Governing Security in the 21st Century: Emerging Powers and Strategies for Cooperation
This project aims to produce a new framework for explaining and understanding security and cooperation in the 21st Century. It brings together expert knowledge about security, risk and international cooperation. There is currently a mismatch between the increasingly complex problems faced by the world and the segmented research and management activities in developing governance structures that are more responsive and adaptive to these complex problems. Governments must find ways to respond collectively to collective action problems such as the global financial crisis, pandemics, energy security, nuclear non-proliferation and climate change. A failure to act on any of these issues will have severe consequences. As global power shifts, innovations in governance and cooperation are essential.

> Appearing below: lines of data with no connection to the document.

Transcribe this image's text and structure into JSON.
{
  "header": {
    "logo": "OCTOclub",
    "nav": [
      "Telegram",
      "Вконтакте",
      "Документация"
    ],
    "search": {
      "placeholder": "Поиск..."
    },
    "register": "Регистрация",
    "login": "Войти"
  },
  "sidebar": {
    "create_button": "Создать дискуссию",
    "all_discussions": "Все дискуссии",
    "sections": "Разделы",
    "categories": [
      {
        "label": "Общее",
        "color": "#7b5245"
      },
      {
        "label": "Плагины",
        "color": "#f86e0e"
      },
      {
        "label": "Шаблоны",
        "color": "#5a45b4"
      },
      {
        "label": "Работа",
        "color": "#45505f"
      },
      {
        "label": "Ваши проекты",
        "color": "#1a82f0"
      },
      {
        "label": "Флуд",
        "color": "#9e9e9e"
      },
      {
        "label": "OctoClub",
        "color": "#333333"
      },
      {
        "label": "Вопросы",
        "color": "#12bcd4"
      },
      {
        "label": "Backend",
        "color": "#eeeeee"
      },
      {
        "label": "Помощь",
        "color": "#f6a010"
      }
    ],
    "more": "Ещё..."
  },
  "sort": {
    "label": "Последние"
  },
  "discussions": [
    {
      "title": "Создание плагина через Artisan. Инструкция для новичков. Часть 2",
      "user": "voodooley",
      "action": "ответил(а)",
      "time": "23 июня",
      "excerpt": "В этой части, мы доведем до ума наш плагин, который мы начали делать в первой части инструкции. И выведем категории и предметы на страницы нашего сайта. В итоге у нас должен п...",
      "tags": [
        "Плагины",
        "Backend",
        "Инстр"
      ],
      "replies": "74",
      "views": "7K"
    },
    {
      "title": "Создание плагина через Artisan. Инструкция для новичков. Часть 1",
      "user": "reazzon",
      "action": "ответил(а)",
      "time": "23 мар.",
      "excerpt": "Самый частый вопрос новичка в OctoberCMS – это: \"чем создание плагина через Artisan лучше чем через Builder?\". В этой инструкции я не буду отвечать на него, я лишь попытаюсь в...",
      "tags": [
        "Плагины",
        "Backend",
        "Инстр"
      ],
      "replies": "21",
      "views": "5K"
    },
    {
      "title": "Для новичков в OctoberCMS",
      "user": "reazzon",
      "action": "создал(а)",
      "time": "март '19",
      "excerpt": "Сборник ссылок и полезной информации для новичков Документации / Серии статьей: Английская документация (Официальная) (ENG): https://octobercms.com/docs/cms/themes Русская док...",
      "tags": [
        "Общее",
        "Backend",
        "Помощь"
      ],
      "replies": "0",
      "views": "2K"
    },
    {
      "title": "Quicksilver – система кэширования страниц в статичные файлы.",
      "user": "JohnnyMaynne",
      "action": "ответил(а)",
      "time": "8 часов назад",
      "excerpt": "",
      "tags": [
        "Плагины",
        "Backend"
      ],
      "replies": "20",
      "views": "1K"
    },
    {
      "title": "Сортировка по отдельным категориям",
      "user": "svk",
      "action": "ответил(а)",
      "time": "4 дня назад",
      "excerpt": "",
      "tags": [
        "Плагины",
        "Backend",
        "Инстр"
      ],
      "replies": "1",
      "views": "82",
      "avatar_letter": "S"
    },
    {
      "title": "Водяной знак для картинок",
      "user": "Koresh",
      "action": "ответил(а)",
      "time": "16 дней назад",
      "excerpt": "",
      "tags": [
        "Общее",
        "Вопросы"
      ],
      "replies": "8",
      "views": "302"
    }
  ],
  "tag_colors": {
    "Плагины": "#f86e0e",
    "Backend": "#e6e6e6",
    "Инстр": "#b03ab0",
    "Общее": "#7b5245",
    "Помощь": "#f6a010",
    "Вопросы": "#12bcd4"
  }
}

Existing theories of cooperation assume a stable geo-political order, led by countries with a shared conception of the scope and modalities of global cooperation. These assumptions are no longer justified. Western liberal order is in a protracted process of transition, and in the wake of the recent financial crisis some countries are retreating back to a more nationalistic approach. There is no new hegemon that would be able (or willing) to replace the United States and to push for a redesign of the global governance architecture from scratch. Emerging powers such as China, India, and Brazil are engaging in global cooperation in their own way and on their own terms. In sum, while there seems to be a growing demand for effective global cooperation, there are no longer universally applicable concepts to analyse it nor a common language with which to describe it.

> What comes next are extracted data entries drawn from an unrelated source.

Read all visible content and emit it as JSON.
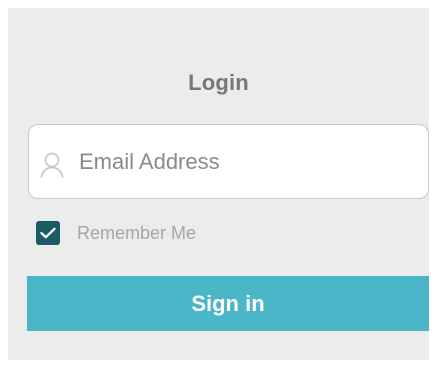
{
  "login": {
    "title": "Login",
    "email_placeholder": "Email Address",
    "email_value": "",
    "remember_me_label": "Remember Me",
    "remember_me_checked": true,
    "signin_label": "Sign in"
  },
  "icons": {
    "email_field_icon": "user-icon",
    "checkbox_icon": "checkmark-icon"
  },
  "colors": {
    "background": "#ececec",
    "button_bg": "#4bb6c8",
    "checkbox_bg": "#1b5c66",
    "title_text": "#777777"
  }
}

This project takes up this challenge. First, it examines specific global risks – e.g. financial stability, trade, nuclear non-proliferation, energy security, and climate change – and their variation in significance across regions. Second, it defines the problems that require collective action. Third, it pays careful attention to the rapidly changing reality of how governments are cooperating on different issues. The new framework will expose and explain the variations in strategies of cooperation being used by governments across different issues and regions.